Wider benefits for the environment
When considering the environmental impact of blockchain, it is also important to keep in mind that the technology can enable faster, more efficient renewable energy markets. It can also provide visibility over energy use and infrastructures, assisting with carbon accounting. Currently, when companies make claims about their environmental credentials, we are asked to take their word for it. With blockchain technology, including platforms such as EnergyWeb, these claims can be verified. As the Filecoin example shows, incentives can be built into the design of protocols and applications that encourage those interacting with the blockchain to behave in an environmentally responsible manner. NFTs are an important component in that wider system, such as when used to represent renewable energy credits such as ZeroLabs.

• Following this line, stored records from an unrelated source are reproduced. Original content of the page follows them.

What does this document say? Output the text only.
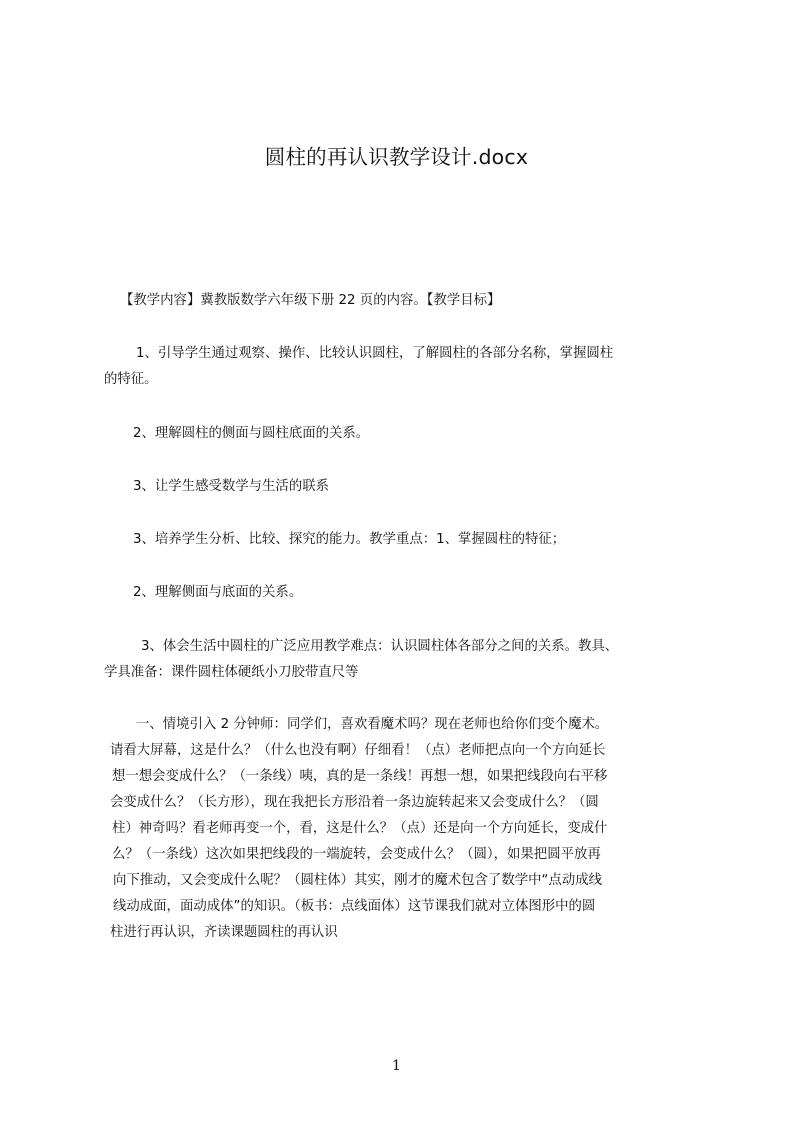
圆柱的再认识教学设计.docx
【教学内容】冀教版数学六年级下册 22 页的内容。【教学目标】
1、引导学生通过观察、操作、比较认识圆柱，了解圆柱的各部分名称，掌握圆柱
的特征。
2、理解圆柱的侧面与圆柱底面的关系。
3、让学生感受数学与生活的联系
3、培养学生分析、比较、探究的能力。教学重点：1、掌握圆柱的特征；
2、理解侧面与底面的关系。
3、体会生活中圆柱的广泛应用教学难点：认识圆柱体各部分之间的关系。教具、
学具准备：课件圆柱体硬纸小刀胶带直尺等
一、情境引入 2 分钟师：同学们，喜欢看魔术吗？现在老师也给你们变个魔术。
请看大屏幕，这是什么？（什么也没有啊）仔细看！（点）老师把点向一个方向延长
想一想会变成什么？（一条线）咦，真的是一条线！再想一想，如果把线段向右平移
会变成什么？（长方形），现在我把长方形沿着一条边旋转起来又会变成什么？（圆
柱）神奇吗？看老师再变一个，看，这是什么？（点）还是向一个方向延长，变成什
么？（一条线）这次如果把线段的一端旋转，会变成什么？（圆），如果把圆平放再
向下推动，又会变成什么呢？（圆柱体）其实，刚才的魔术包含了数学中“点动成线
线动成面，面动成体”的知识。（板书：点线面体）这节课我们就对立体图形中的圆
柱进行再认识，齐读课题圆柱的再认识
1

In summary, NFTs undoubtedly come with a carbon footprint, but that is being minimised through various developments including Ethereum’s move to Proof of Stake. Any holistic assessment of the environmental impact of NFTs also needs to take into account how blockchains and NFTs in particular are being used to bring greater transparency to energy use, and in the development of easier, more accurate renewable energy markets.